Justin Vernon And Aaron Dessner Have A New Band — And A New Way To Listen

Jun 6, 2018
Originally published on June 6, 2018 3:30 pm

Bon Iver may take its time between albums, but bandleader Justin Vernon remains a geyser of ideas in his off hours. On Wednesday, he and a pair of fellow idea-geysers — The National's Aaron and Bryce Dessner — launched a new platform for listening, called PEOPLE, and populated it with a trove of music. That trove includes songs by the duo of Aaron Dessner and Vernon, recording under the name Big Red Machine.

Your curiosity about Big Red Machine can be sated by popping over and streaming four of its songs, which blend Vernon's characteristically oblique and poetic words with a busy collage of sounds.
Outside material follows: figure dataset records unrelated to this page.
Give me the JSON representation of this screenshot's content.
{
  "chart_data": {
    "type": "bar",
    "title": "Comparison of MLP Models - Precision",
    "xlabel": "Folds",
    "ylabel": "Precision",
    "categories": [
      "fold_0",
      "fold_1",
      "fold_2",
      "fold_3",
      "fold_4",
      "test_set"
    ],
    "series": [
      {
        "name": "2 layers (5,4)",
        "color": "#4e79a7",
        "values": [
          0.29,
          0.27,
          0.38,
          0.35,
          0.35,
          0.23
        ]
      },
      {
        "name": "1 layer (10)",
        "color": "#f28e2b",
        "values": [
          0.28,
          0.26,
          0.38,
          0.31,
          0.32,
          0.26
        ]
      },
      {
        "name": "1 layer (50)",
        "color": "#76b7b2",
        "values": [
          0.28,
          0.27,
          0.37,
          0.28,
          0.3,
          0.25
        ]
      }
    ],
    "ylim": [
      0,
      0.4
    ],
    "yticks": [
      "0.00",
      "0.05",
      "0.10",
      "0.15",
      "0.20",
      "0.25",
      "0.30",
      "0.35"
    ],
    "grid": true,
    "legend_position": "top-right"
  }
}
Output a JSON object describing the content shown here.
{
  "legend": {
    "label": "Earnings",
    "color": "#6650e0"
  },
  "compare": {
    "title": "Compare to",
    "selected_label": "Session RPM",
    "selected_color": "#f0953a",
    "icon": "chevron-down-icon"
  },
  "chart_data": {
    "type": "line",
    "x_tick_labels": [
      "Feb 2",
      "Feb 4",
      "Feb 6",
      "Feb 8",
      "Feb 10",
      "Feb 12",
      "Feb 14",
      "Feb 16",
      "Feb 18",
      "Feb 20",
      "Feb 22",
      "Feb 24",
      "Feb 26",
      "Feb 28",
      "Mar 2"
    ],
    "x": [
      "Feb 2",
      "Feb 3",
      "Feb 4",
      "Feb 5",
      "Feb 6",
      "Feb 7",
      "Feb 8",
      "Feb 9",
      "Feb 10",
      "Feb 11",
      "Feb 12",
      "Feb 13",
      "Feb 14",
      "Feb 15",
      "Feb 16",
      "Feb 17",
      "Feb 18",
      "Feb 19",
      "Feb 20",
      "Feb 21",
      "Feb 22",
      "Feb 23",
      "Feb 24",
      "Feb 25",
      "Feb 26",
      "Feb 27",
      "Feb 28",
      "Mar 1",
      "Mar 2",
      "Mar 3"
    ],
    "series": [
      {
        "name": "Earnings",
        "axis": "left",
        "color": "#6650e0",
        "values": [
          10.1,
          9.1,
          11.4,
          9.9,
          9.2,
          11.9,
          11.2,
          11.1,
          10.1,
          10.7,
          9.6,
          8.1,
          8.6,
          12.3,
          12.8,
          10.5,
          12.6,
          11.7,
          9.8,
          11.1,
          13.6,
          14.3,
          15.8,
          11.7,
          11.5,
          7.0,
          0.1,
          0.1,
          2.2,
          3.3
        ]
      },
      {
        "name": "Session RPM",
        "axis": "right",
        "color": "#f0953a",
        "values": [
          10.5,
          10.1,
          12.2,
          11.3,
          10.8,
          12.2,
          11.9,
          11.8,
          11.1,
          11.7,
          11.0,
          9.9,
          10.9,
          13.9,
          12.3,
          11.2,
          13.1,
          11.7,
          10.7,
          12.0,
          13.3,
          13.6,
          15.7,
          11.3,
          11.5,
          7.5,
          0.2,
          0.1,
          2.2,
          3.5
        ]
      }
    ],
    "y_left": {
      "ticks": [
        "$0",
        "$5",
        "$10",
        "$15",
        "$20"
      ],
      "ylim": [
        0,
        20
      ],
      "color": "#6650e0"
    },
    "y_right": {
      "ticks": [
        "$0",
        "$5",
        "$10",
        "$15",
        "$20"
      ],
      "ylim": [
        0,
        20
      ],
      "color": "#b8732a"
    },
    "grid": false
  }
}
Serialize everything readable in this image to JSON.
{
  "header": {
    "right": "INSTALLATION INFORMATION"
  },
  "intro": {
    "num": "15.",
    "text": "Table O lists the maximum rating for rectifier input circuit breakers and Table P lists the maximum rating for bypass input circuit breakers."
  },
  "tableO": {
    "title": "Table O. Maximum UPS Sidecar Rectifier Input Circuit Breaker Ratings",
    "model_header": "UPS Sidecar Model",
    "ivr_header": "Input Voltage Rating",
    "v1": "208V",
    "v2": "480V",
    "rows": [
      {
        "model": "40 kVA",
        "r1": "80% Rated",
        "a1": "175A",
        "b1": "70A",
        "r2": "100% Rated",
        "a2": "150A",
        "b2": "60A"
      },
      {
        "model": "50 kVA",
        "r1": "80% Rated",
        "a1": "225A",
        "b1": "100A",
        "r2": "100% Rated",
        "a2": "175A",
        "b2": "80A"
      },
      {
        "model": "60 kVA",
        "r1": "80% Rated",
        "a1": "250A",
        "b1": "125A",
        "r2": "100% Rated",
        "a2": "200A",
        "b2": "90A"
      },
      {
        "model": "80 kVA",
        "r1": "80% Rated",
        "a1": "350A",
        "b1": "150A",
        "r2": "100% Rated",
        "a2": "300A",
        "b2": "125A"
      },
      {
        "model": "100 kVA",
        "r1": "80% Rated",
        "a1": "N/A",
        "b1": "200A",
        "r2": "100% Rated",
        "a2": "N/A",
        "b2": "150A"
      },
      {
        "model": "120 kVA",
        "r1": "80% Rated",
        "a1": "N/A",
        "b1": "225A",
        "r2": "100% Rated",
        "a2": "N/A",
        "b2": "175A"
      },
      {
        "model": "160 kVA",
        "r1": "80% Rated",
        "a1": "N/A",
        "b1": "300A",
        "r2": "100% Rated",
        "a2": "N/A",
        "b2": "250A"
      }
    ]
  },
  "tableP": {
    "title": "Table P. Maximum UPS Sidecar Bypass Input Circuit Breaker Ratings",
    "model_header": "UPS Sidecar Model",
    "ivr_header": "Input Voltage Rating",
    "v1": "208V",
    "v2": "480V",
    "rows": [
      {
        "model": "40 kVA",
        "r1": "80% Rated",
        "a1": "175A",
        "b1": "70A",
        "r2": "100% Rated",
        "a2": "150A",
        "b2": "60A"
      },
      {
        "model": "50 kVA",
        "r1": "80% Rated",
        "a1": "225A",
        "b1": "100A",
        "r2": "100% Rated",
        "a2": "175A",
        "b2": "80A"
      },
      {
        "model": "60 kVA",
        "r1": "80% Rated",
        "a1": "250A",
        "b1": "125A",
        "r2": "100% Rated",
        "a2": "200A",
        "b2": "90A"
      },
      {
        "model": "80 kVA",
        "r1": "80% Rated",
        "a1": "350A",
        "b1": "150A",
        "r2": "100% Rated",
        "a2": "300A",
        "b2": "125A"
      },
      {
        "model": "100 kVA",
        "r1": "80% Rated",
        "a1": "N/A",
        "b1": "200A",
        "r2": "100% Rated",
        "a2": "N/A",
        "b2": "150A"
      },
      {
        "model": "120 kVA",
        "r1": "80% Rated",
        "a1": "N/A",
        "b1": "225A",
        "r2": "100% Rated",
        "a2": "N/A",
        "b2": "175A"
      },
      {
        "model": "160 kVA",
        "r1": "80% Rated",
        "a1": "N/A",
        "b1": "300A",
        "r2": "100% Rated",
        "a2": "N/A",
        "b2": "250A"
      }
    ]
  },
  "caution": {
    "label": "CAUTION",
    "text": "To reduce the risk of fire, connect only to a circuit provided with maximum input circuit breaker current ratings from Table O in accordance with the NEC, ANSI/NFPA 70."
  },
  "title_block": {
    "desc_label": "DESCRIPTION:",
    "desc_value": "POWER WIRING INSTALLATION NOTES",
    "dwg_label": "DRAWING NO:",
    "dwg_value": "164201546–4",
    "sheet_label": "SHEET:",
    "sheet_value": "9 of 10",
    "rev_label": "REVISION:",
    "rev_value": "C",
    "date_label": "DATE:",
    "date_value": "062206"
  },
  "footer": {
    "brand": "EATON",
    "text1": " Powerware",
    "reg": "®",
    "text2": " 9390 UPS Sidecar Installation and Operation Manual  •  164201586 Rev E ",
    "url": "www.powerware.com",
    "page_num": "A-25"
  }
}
Then, you can dig through an archive of new and/or previously unreleased music by Vernon (check out his page for a rabbit hole of rare music), the Dessners (in a project called Red Bird Hollow), Marijuana Deathsquads, Poliça, This Is The Kit and many more. (For a slightly deeper cut, try this angelic recording from Invisible Boy.)

To put it mildly, this is not a slickly rendered website: It's basically a list of crude hyperlinks with a streaming radio station and links to stream individual songs on demand. The site's mission statement makes clear that it's intended primarily as a home "for all the raw, the unpackaged, the experiments and the evolved ideas."

Elsewhere, the site's organizers explain the ideas behind PEOPLE, which will also spawn an ambitious concert event at Funkhaus in Berlin on August 18-19.

"We are a steadily growing group of artists, freely creating and sharing our work with each other and everyone," the organizers write. "We call it PEOPLE. It was born of a wish to establish an independent and nurturing space in which to make work (generally around music) that is collaborative, spontaneous and expressive in nature and where all unnecessary distractions or obstacles that get in the way are removed. PEOPLE is for the benefit and development of the artists involved and just as importantly, for those who would like to access and enjoy the output. It is as much about the process of making work and showing all that openly, as the final outcome."